The slope of the line tangent to $f(x)$ at the point $(1.6)$ is $m=f'(1)$.

So, recall that the equation to a line is $(y_2-y_1)=m(x_2-x)$

4. Thanks a lot for the help.

5. Originally Posted by goguy123
Got a Prelim on monday , please help, thanks

Q: Find the equation of the tangent to the parabola with equation
y=6+x-x(squared) at the point (1,6 ) .

If possible please explain to me how to do this question thanks .
Since you did not post this question in the Calculus subforum I assume a non-calculus approach is required ....?

Since the point (1, 6) lies on the tangent line, the equation of the tangent is $y - 6 = m(x - 1) \Rightarrow y = mx - m + 6$ where m is the gradient.

Also, the tangent (by definition) only intersects the parabola once.
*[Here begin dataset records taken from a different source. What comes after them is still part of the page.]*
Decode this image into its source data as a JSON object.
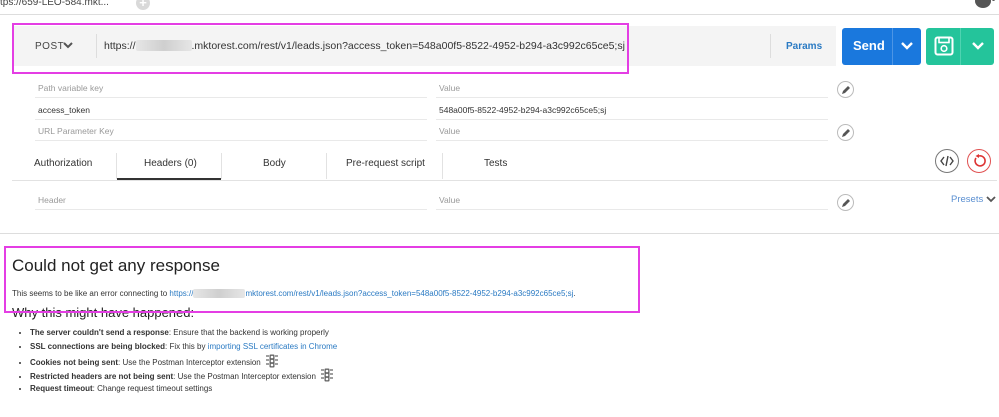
{
  "browser": {
    "tab_title": "tps://659-LEO-584.mkt..."
  },
  "request": {
    "method": "POST",
    "url_prefix": "https://",
    "url_suffix": ".mktorest.com/rest/v1/leads.json?access_token=548a00f5-8522-4952-b294-a3c992c65ce5;sj",
    "params_label": "Params",
    "send_label": "Send",
    "send_color": "#1a78dd",
    "save_color": "#24c49b",
    "highlight_color": "#e43ee4"
  },
  "params_grid": {
    "path_key_placeholder": "Path variable key",
    "path_value_placeholder": "Value",
    "rows": [
      {
        "key": "access_token",
        "value": "548a00f5-8522-4952-b294-a3c992c65ce5;sj"
      }
    ],
    "url_key_placeholder": "URL Parameter Key",
    "url_value_placeholder": "Value"
  },
  "tabs": [
    {
      "label": "Authorization"
    },
    {
      "label": "Headers (0)",
      "active": true
    },
    {
      "label": "Body"
    },
    {
      "label": "Pre-request script"
    },
    {
      "label": "Tests"
    }
  ],
  "headers_grid": {
    "header_placeholder": "Header",
    "value_placeholder": "Value",
    "presets_label": "Presets"
  },
  "response": {
    "title": "Could not get any response",
    "message_prefix": "This seems to be like an error connecting to ",
    "link_prefix": "https://",
    "link_suffix": "mktorest.com/rest/v1/leads.json?access_token=548a00f5-8522-4952-b294-a3c992c65ce5;sj",
    "message_end": ".",
    "why_heading": "Why this might have happened:",
    "reasons": [
      {
        "bold": "The server couldn't send a response",
        "text": ": Ensure that the backend is working properly",
        "link": "",
        "icon": ""
      },
      {
        "bold": "SSL connections are being blocked",
        "text": ": Fix this by ",
        "link": "importing SSL certificates in Chrome",
        "icon": ""
      },
      {
        "bold": "Cookies not being sent",
        "text": ": Use the Postman Interceptor extension",
        "link": "",
        "icon": "traffic-light-icon"
      },
      {
        "bold": "Restricted headers are not being sent",
        "text": ": Use the Postman Interceptor extension",
        "link": "",
        "icon": "traffic-light-icon"
      },
      {
        "bold": "Request timeout",
        "text": ": Change request timeout settings",
        "link": "",
        "icon": ""
      }
    ]
  }
}
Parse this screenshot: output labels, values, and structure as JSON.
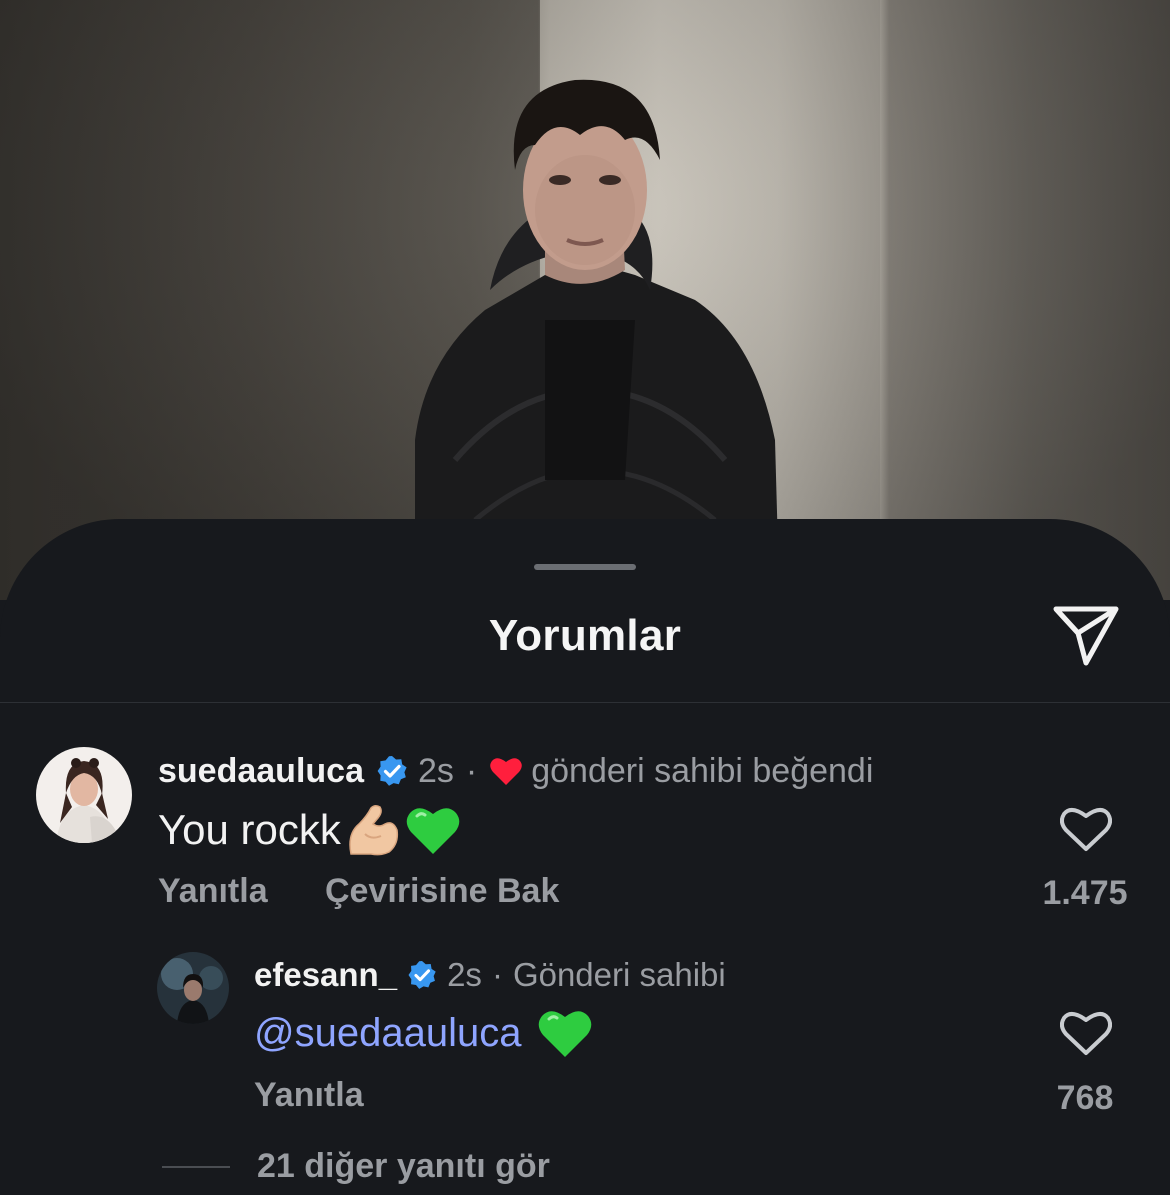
{
  "sheet": {
    "title": "Yorumlar",
    "share_icon": "paper-plane-icon"
  },
  "comments": [
    {
      "username": "suedaauluca",
      "verified": true,
      "time": "2s",
      "separator": "·",
      "liked_by_author_icon": "heart-filled-icon",
      "liked_by_author_text": "gönderi sahibi beğendi",
      "text": "You rockk",
      "emojis": [
        "flexed-biceps",
        "green-heart"
      ],
      "reply_label": "Yanıtla",
      "translate_label": "Çevirisine Bak",
      "like_count": "1.475",
      "replies": [
        {
          "username": "efesann_",
          "verified": true,
          "time": "2s",
          "separator": "·",
          "author_tag": "Gönderi sahibi",
          "mention": "@suedaauluca",
          "emojis": [
            "green-heart"
          ],
          "reply_label": "Yanıtla",
          "like_count": "768"
        }
      ],
      "more_replies_label": "21 diğer yanıtı gör"
    }
  ],
  "colors": {
    "sheet_bg": "#17191d",
    "text_primary": "#f2f2f2",
    "text_secondary": "#9a9da2",
    "mention": "#8fa5ff",
    "verified": "#3897f0",
    "heart_red": "#ff1f3d",
    "green_heart": "#2ecc40"
  }
}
So the equations:

$y = 6 + x - x^2$ .... (1)

$y = mx - m + 6$ .... (2)

have only one solution. Solving (1) and (2) simultaneously:

$6 + x - x^2 = mx - m + 6 \Rightarrow x^2 + (m - 1)x - m = 0$.

Since there's only one solution, the discriminant is equal to zero:

$(m - 1)^2 + 4m = 0$.

Solve this equation for m and substitute the value into $y = mx - m + 6$ to get the final equation of the tangent.